Opinión | Inventario de perplejidades

Cuando los Papas eran italianos

Cuando el 19 de abril de 2005, Joseph Ratzinger fue elegido Papa con el nombre de Benedicto XVI y salió al balcón para saludar a la multitud que aguardaba en la plaza de San Pedro, el sector progresista de la catolicidad no podría haberse visto más sorprendido si el anciano vestido de blanco fuera el mismísimo Diablo.

Con 78 años cumplidos, 24 de ellos como prefecto de la Congregación para la Doctrina de la Fe, la presencia del cardenal alemán al frente de la curia romana no auguraba nada bueno. Un inquisidor con merecida fama de intransigente no parecía lo más adecuado para gobernar una Iglesia Católica zarandeada por continuos escándalos financieros y revelaciones no menos escandalosas de pederastia en todas las confesiones (se cuentan por miles). A ello hay que añadir la hipócrita colaboración de organizaciones pseudorreligiosas, cada vez con más poder dentro de la organización, para concluir que el pontificado de Benedicto XVI no sería pacífico. Y no lo fue, desde el primer momento. Muy pronto, su delicada salud, junto con el continuo acoso de enemigos, le llevó a reconocer públicamente que se sentía rodeado por una manada de “lobos”. El brillante teólogo y el intelectual riguroso se dio cuenta de que la enorme tarea que le esperaba necesitaba un hombre de más vigor físico para desempeñarla con eficacia.

Desde hace años, la Iglesia que fundó Jesucristo en la Última Cena (de empresa) en el merendero de Los Olivos, el Vaticano protagoniza sucesos más propios de una novela de intrigas criminales escrita por el famoso Dan Brown que una benemérita institución, “cuyo reino no es de este mundo”. El financiero italiano Roberto Calvi, que fue director del Banco Ambrosiano (el Banco del Vaticano), apareció ahorcado debajo de un puente de Londres; el mafioso Sindona, muere envenenado en la cárcel; el cardenal norteamericano Paul Marcinkus, se ve involucrado en las investigaciones sobre todos esos sucesos luctuosos, entre ellos la muerte del papa Albino Luciani, que escogió para ejercer su breve pontificado el nombre de Juan Pablo I. El cardenal y patriarca de Venecia Luciani apareció muerto en su dormitorio después de haber tomado un vasito de leche. Y es el último italiano en ocupar la Cátedra de Pedro.

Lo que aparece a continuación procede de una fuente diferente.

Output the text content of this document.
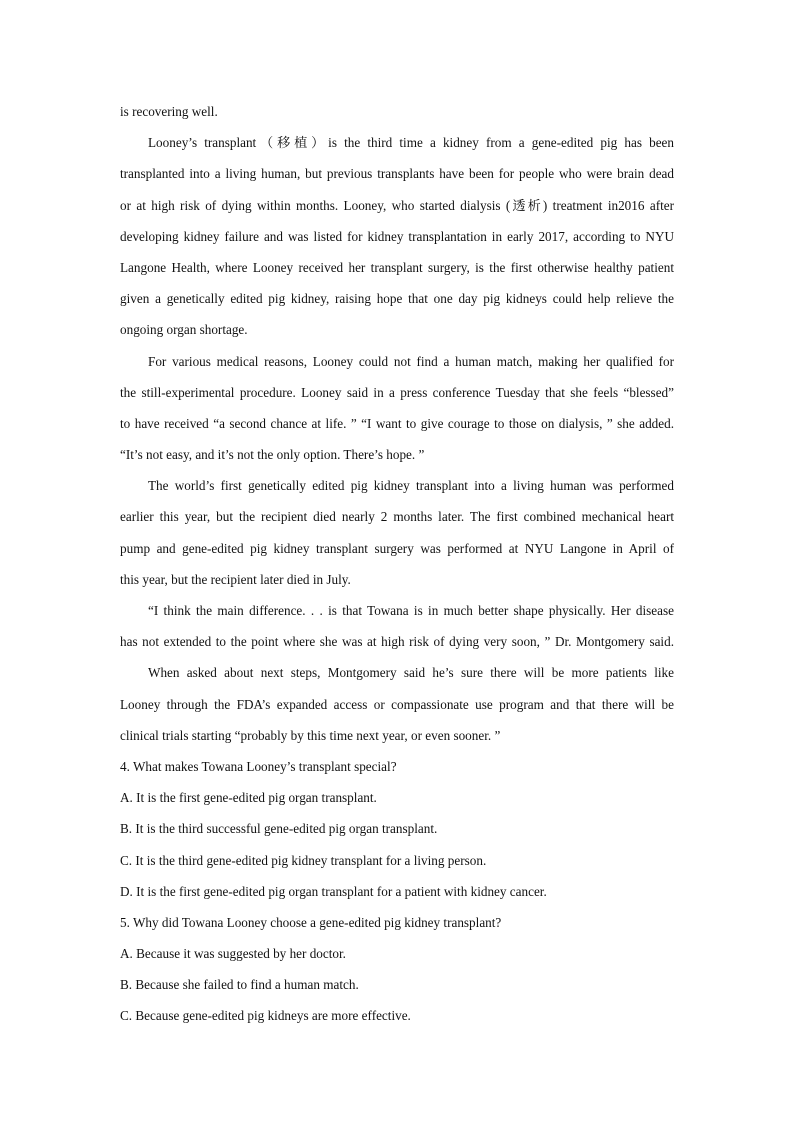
is recovering well.
Looney’s transplant（移植）is the third time a kidney from a gene-edited pig has been
transplanted into a living human, but previous transplants have been for people who were brain dead
or at high risk of dying within months. Looney, who started dialysis (透析) treatment in2016 after
developing kidney failure and was listed for kidney transplantation in early 2017, according to NYU
Langone Health, where Looney received her transplant surgery, is the first otherwise healthy patient
given a genetically edited pig kidney, raising hope that one day pig kidneys could help relieve the
ongoing organ shortage.
For various medical reasons, Looney could not find a human match, making her qualified for
the still-experimental procedure. Looney said in a press conference Tuesday that she feels “blessed”
to have received “a second chance at life. ” “I want to give courage to those on dialysis, ” she added.
“It’s not easy, and it’s not the only option. There’s hope. ”
The world’s first genetically edited pig kidney transplant into a living human was performed
earlier this year, but the recipient died nearly 2 months later. The first combined mechanical heart
pump and gene-edited pig kidney transplant surgery was performed at NYU Langone in April of
this year, but the recipient later died in July.
“I think the main difference. . . is that Towana is in much better shape physically. Her disease
has not extended to the point where she was at high risk of dying very soon, ” Dr. Montgomery said.
When asked about next steps, Montgomery said he’s sure there will be more patients like
Looney through the FDA’s expanded access or compassionate use program and that there will be
clinical trials starting “probably by this time next year, or even sooner. ”
4. What makes Towana Looney’s transplant special?
A. It is the first gene-edited pig organ transplant.
B. It is the third successful gene-edited pig organ transplant.
C. It is the third gene-edited pig kidney transplant for a living person.
D. It is the first gene-edited pig organ transplant for a patient with kidney cancer.
5. Why did Towana Looney choose a gene-edited pig kidney transplant?
A. Because it was suggested by her doctor.
B. Because she failed to find a human match.
C. Because gene-edited pig kidneys are more effective.
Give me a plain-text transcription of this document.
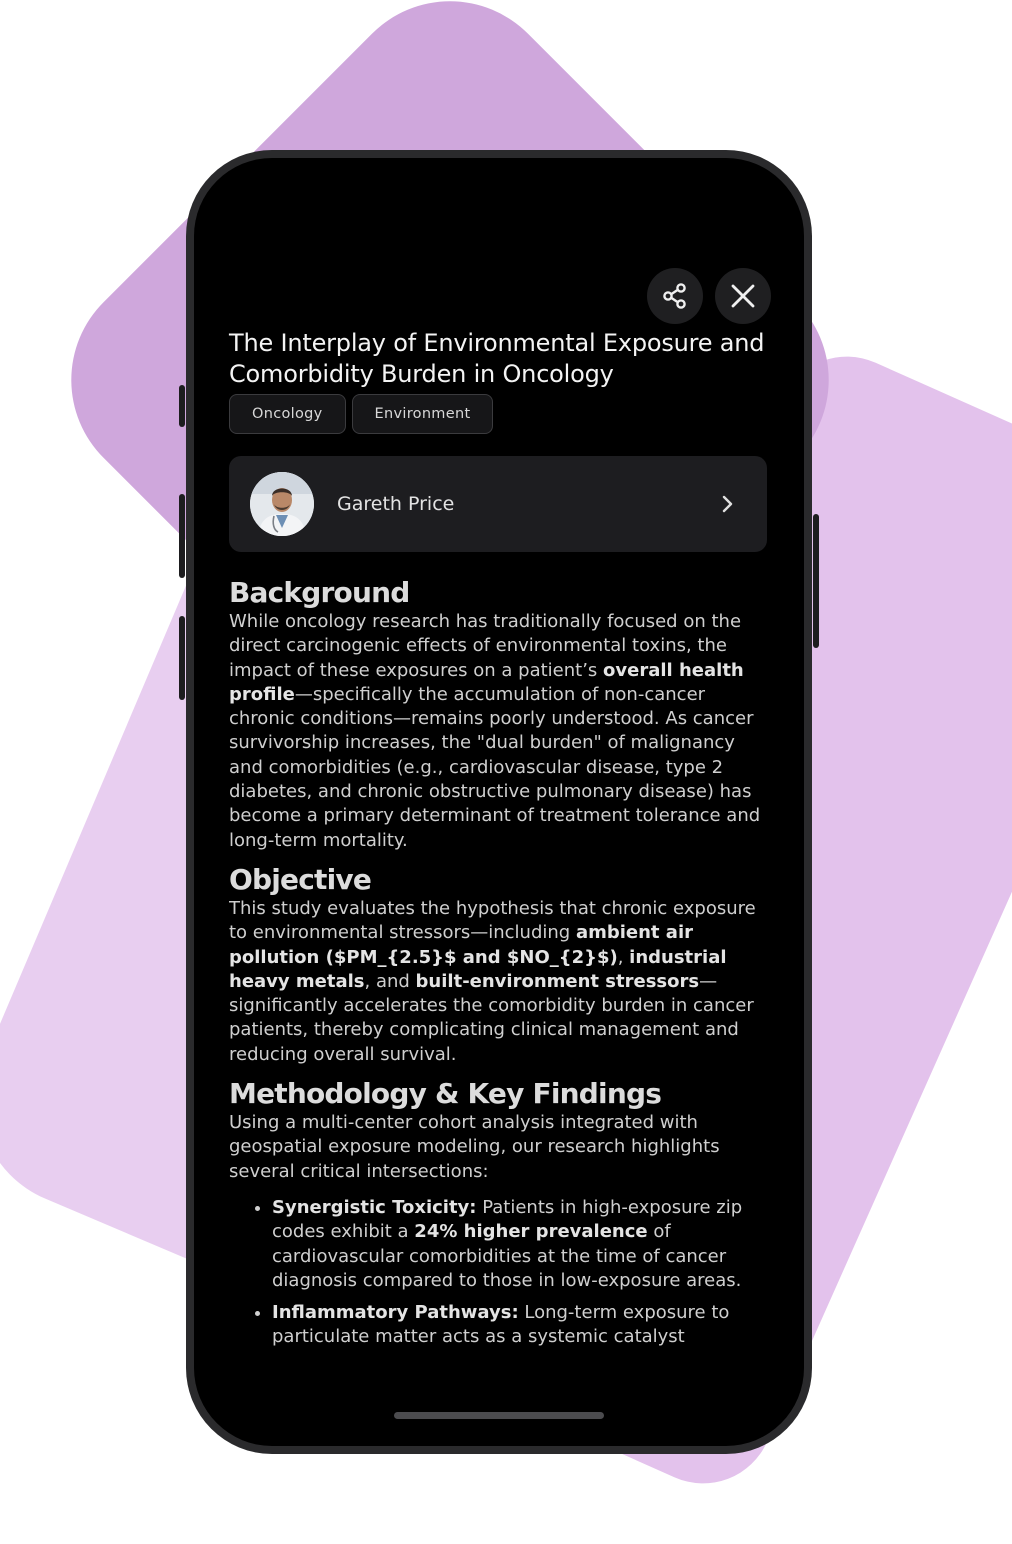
The Interplay of Environmental Exposure and Comorbidity Burden in Oncology
Oncology	Environment
Gareth Price
Background

While oncology research has traditionally focused on the direct carcinogenic effects of environmental toxins, the impact of these exposures on a patient’s overall health profile—specifically the accumulation of non-cancer chronic conditions—remains poorly understood. As cancer survivorship increases, the "dual burden" of malignancy and comorbidities (e.g., cardiovascular disease, type 2 diabetes, and chronic obstructive pulmonary disease) has become a primary determinant of treatment tolerance and long-term mortality.

Objective

This study evaluates the hypothesis that chronic exposure to environmental stressors—including ambient air pollution ($PM_{2.5}$ and $NO_{2}$), industrial heavy metals, and built-environment stressors—significantly accelerates the comorbidity burden in cancer patients, thereby complicating clinical management and reducing overall survival.

Methodology & Key Findings

Using a multi-center cohort analysis integrated with geospatial exposure modeling, our research highlights several critical intersections:

• Synergistic Toxicity: Patients in high-exposure zip codes exhibit a 24% higher prevalence of cardiovascular comorbidities at the time of cancer diagnosis compared to those in low-exposure areas.
• Inflammatory Pathways: Long-term exposure to particulate matter acts as a systemic catalyst
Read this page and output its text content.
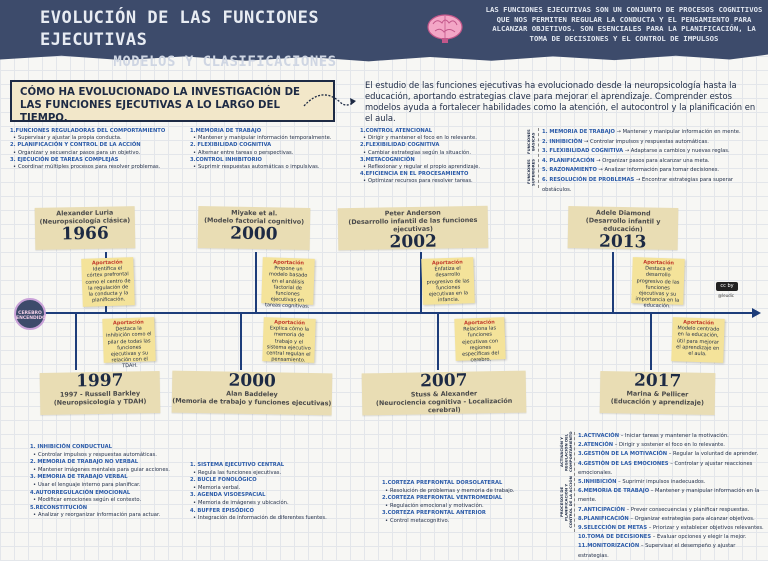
EVOLUCIÓN DE LAS FUNCIONES EJECUTIVAS
MODELOS Y CLASIFICACIONES
LAS FUNCIONES EJECUTIVAS SON UN CONJUNTO DE PROCESOS COGNITIVOS QUE NOS PERMITEN REGULAR LA CONDUCTA Y EL PENSAMIENTO PARA ALCANZAR OBJETIVOS. SON ESENCIALES PARA LA PLANIFICACIÓN, LA TOMA DE DECISIONES Y EL CONTROL DE IMPULSOS
CÓMO HA EVOLUCIONADO LA INVESTIGACIÓN DE LAS FUNCIONES EJECUTIVAS A LO LARGO DEL TIEMPO.
El estudio de las funciones ejecutivas ha evolucionado desde la neuropsicología hasta la educación, aportando estrategias clave para mejorar el aprendizaje. Comprender estos modelos ayuda a fortalecer habilidades como la atención, el autocontrol y la planificación en el aula.
CEREBRO ENCENDIDO
cc by
@leudic
1.FUNCIONES REGULADORAS DEL COMPORTAMIENTO
• Supervisar y ajustar la propia conducta.
2. PLANIFICACIÓN Y CONTROL DE LA ACCIÓN
• Organizar y secuenciar pasos para un objetivo.
3. EJECUCIÓN DE TAREAS COMPLEJAS
• Coordinar múltiples procesos para resolver problemas.
Alexander Luria
(Neuropsicología clásica)
1966
Aportación
Identifica el córtex prefrontal como el centro de la regulación de la conducta y la planificación.
1.MEMORIA DE TRABAJO
• Mantener y manipular información temporalmente.
2. FLEXIBILIDAD COGNITIVA
• Alternar entre tareas o perspectivas.
3.CONTROL INHIBITORIO
• Suprimir respuestas automáticas o impulsivas.
Miyake et al.
(Modelo factorial cognitivo)
2000
Aportación
Propone un modelo basado en el análisis factorial de funciones ejecutivas en tareas cognitivas.
1.CONTROL ATENCIONAL
• Dirigir y mantener el foco en lo relevante.
2.FLEXIBILIDAD COGNITIVA
• Cambiar estrategias según la situación.
3.METACOGNICIÓN
• Reflexionar y regular el propio aprendizaje.
4.EFICIENCIA EN EL PROCESAMIENTO
• Optimizar recursos para resolver tareas.
Peter Anderson
(Desarrollo infantil de las funciones ejecutivas)
2002
Aportación
Enfatiza el desarrollo progresivo de las funciones ejecutivas en la infancia.
FUNCIONES BÁSICAS
FUNCIONES SUPERIORES
1. MEMORIA DE TRABAJO → Mantener y manipular información en mente.
2. INHIBICIÓN → Controlar impulsos y respuestas automáticas.
3. FLEXIBILIDAD COGNITIVA → Adaptarse a cambios y nuevas reglas.
4. PLANIFICACIÓN → Organizar pasos para alcanzar una meta.
5. RAZONAMIENTO → Analizar información para tomar decisiones.
6. RESOLUCIÓN DE PROBLEMAS → Encontrar estrategias para superar obstáculos.
Adele Diamond
(Desarrollo infantil y educación)
2013
Aportación
Destaca el desarrollo progresivo de las funciones ejecutivas y su importancia en la educación.
Aportación
Destaca la inhibición como el pilar de todas las funciones ejecutivas y su relación con el TDAH.
Aportación
Explica cómo la memoria de trabajo y el sistema ejecutivo central regulan el pensamiento.
Aportación
Relaciona las funciones ejecutivas con regiones específicas del cerebro.
Aportación
Modelo centrado en la educación, útil para mejorar el aprendizaje en el aula.
1997
1997 - Russell Barkley
(Neuropsicología y TDAH)
1. INHIBICIÓN CONDUCTUAL
• Controlar impulsos y respuestas automáticas.
2. MEMORIA DE TRABAJO NO VERBAL
• Mantener imágenes mentales para guiar acciones.
3. MEMORIA DE TRABAJO VERBAL
• Usar el lenguaje interno para planificar.
4.AUTORREGULACIÓN EMOCIONAL
• Modificar emociones según el contexto.
5.RECONSTITUCIÓN
• Analizar y reorganizar información para actuar.
2000
Alan Baddeley
(Memoria de trabajo y funciones ejecutivas)
1. SISTEMA EJECUTIVO CENTRAL
• Regula las funciones ejecutivas.
2. BUCLE FONOLÓGICO
• Memoria verbal.
3. AGENDA VISOESPACIAL
• Memoria de imágenes y ubicación.
4. BUFFER EPISÓDICO
• Integración de información de diferentes fuentes.
2007
Stuss & Alexander
(Neurociencia cognitiva - Localización cerebral)
1.CORTEZA PREFRONTAL DORSOLATERAL
• Resolución de problemas y memoria de trabajo.
2.CORTEZA PREFRONTAL VENTROMEDIAL
• Regulación emocional y motivación.
3.CORTEZA PREFRONTAL ANTERIOR
• Control metacognitivo.
2017
Marina & Pellicer
(Educación y aprendizaje)
ACTIVACIÓN Y REGULACIÓN DEL COMPORTAMIENTO
PROCESOS DE PLANIFICACIÓN Y CONTROL DE LA ACCIÓN
1.ACTIVACIÓN – Iniciar tareas y mantener la motivación.
2.ATENCIÓN – Dirigir y sostener el foco en lo relevante.
3.GESTIÓN DE LA MOTIVACIÓN – Regular la voluntad de aprender.
4.GESTIÓN DE LAS EMOCIONES – Controlar y ajustar reacciones emocionales.
5.INHIBICIÓN – Suprimir impulsos inadecuados.
6.MEMORIA DE TRABAJO – Mantener y manipular información en la mente.
7.ANTICIPACIÓN – Prever consecuencias y planificar respuestas.
8.PLANIFICACIÓN – Organizar estrategias para alcanzar objetivos.
9.SELECCIÓN DE METAS – Priorizar y establecer objetivos relevantes.
10.TOMA DE DECISIONES – Evaluar opciones y elegir la mejor.
11.MONITORIZACIÓN – Supervisar el desempeño y ajustar estrategias.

La larga preferencia del Espíritu Santo por los Papas italianos es digna de estudio, sobre todo, para observar cómo el poder religioso y el poder temporal se las arreglan para defender sus intereses. El que esto escribe, tiene una memoria borrosa del papa Pío XII, que alardeaba de místico, aunque supo negociar con Hitler, Mussolini, Franco (a quien conservó el privilegio de nombrar obispos y de entrar bajo palio en las iglesias), Churchill, Stalin y el general Eisenhower. Suele decirse que “Benedictus amabat monten, Franciscus amabat Vallen e Ignatius Magnus urbes” para acotar el ámbito de su respectiva independencia. Ahora habría que añadir Messi amaba el fútbol.

Después de aquel señor tan estirado, apareció en escena Juan XXIII, un hombre de aspecto bondadoso que convocó el Concilio Vaticano Segundo para revolucionar una iglesia que oficiaba la misa de espaldas a los fieles y en latín por si había para hacer más incomprensible el ceremonial; luego viene Pablo VI, el que le dijo no a la píldora anticonceptiva; más cerca de nosotros el infortunado Juan Pablo I, y a renglón seguido el atleta polaco Juan Pablo II (26 años en el cargo). Y más cerca todavía, Ratzinger y el argentino Bergoglio, hincha del San Lorenzo de Almagro que ha visto realizado el milagro de que su país haya vuelto a ganar el campeonato Mundial de Fútbol.